Why Is This Important?

Export demand and currency demand are directly linked because foreigners usually buy the domestic currency to pay for the nation’s exports. Export demand also impacts production and prices at domestic manufacturers.

What Does This Mean For PBoC

The Peoples Bank of China has been controlling the currency for the past few years. The bank devalued the Chinese yuan to support exports. The Chinese Yuan, therefore, lost more than 13% since the devaluation began back in 2014. Since then, the USD-Dominated Trade Balance returned from a deficit of $-22.56B to a surplus of more than $50B, which means that the devaluation is working (generally speaking).

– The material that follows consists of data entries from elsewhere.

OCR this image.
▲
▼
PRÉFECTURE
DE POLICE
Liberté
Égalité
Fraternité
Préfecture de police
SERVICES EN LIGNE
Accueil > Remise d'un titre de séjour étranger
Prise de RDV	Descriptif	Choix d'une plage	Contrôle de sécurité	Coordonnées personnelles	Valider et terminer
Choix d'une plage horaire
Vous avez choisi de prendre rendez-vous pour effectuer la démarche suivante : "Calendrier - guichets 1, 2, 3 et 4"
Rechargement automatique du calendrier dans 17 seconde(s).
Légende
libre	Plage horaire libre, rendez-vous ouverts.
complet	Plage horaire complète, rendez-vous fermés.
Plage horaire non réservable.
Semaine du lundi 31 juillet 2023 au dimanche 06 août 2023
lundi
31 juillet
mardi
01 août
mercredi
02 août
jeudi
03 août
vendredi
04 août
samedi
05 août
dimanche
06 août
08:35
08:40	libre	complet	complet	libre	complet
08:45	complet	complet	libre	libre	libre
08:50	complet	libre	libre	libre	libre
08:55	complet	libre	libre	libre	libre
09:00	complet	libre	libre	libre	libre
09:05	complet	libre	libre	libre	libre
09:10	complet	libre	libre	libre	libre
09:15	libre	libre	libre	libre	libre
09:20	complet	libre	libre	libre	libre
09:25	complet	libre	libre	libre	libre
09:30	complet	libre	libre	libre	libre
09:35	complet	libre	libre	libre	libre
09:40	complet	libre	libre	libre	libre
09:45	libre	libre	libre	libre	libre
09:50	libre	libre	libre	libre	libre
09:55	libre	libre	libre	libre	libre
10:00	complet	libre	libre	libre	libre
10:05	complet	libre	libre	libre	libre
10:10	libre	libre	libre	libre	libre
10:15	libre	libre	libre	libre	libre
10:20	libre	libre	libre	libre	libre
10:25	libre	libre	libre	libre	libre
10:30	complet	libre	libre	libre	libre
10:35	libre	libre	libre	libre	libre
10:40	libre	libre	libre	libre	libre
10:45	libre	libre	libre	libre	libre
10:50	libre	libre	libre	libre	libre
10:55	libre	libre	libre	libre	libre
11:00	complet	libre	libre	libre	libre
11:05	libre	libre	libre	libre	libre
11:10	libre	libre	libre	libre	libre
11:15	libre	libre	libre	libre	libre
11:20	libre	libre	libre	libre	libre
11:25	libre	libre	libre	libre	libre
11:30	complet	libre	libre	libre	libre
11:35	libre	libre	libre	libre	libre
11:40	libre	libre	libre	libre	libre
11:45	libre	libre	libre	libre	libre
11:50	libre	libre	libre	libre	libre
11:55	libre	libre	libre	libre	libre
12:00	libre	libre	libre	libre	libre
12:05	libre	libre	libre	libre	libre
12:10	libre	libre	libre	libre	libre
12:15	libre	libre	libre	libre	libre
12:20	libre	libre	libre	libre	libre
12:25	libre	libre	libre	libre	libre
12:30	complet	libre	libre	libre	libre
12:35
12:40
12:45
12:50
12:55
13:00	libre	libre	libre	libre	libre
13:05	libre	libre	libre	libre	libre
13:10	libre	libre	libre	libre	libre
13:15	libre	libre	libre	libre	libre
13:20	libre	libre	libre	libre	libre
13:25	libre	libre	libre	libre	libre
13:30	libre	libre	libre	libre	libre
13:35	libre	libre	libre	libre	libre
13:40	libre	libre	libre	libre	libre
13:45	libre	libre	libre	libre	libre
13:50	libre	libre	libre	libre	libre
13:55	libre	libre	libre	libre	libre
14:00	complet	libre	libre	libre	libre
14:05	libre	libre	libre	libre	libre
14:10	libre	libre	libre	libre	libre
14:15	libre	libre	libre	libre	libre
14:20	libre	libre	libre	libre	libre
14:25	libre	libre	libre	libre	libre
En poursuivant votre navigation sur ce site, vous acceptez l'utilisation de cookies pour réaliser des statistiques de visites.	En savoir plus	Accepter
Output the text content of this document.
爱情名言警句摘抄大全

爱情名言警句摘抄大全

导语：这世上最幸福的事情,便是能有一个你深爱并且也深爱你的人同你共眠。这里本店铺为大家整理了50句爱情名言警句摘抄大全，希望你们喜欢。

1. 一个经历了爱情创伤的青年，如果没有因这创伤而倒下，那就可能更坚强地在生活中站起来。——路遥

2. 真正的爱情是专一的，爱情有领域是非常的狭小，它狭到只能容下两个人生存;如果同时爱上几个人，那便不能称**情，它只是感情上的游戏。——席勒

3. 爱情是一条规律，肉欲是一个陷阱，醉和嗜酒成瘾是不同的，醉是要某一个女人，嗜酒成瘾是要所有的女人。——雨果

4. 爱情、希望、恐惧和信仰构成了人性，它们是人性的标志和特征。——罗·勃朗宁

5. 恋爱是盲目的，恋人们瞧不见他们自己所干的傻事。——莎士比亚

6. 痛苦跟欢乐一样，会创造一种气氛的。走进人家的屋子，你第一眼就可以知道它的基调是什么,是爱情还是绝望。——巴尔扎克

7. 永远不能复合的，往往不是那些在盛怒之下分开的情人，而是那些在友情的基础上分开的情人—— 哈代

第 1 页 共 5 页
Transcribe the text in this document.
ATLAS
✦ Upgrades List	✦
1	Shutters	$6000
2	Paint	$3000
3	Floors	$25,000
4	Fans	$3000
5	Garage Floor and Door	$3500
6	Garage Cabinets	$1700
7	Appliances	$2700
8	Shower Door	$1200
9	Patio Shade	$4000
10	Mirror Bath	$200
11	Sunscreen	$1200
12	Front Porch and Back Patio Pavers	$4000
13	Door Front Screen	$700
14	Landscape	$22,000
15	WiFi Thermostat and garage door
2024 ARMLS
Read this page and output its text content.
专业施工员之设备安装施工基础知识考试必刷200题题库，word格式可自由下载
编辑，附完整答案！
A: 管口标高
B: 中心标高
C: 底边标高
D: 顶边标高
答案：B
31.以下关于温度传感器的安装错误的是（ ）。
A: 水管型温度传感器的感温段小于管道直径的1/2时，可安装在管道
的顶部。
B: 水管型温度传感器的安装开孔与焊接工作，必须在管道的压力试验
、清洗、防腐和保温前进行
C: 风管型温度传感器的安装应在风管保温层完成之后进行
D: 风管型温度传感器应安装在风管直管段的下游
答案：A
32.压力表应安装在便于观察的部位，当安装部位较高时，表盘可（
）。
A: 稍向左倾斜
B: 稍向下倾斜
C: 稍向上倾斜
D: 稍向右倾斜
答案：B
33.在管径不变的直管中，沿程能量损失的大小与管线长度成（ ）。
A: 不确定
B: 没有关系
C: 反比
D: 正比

Despite the devaluation and the surplus in the trade balance, the numbers give us a different story. Chinese Imports have been declining for 23 of the last 24 months (falling 1.4% YoY in USD terms) and for 18 of the last 20 months. Also, despite a devaluing yuan, exports have declined YoY (-7.3% YoY in October).

What Does This Mean For The Global Economy?

Well, today’s trade data can be considered a disappointment across the board, which suggests that the global economy is far from stabilizing. The recent GDP and PMI data suggest that as well.

What Does It Mean For The Fed?

Here, traders need to be very careful. If China’s domestic economic weakness spills over the rest of the world as it did in 2015, the Federal Reserve is more likely to hold back again and keep the rates on hold. But they have to come up with convincing excuses to keep the market happy.

More Devaluation?

There is no other option. As noted before, devaluing the Yuan did help the Chinese economy show some sort of stabilization. The GDP for the past three-quarters came in with the same growth rate of 6.7%. Yet, despite the surplus in the trade deficit, the government would like to see higher exports again. How? Most probably through further devaluation of the national currency. The CNH is trading around 6.77, which is almost near the lowest level in more than 6 years. What’s next? 6.80-6.85 is not far away from the current levels.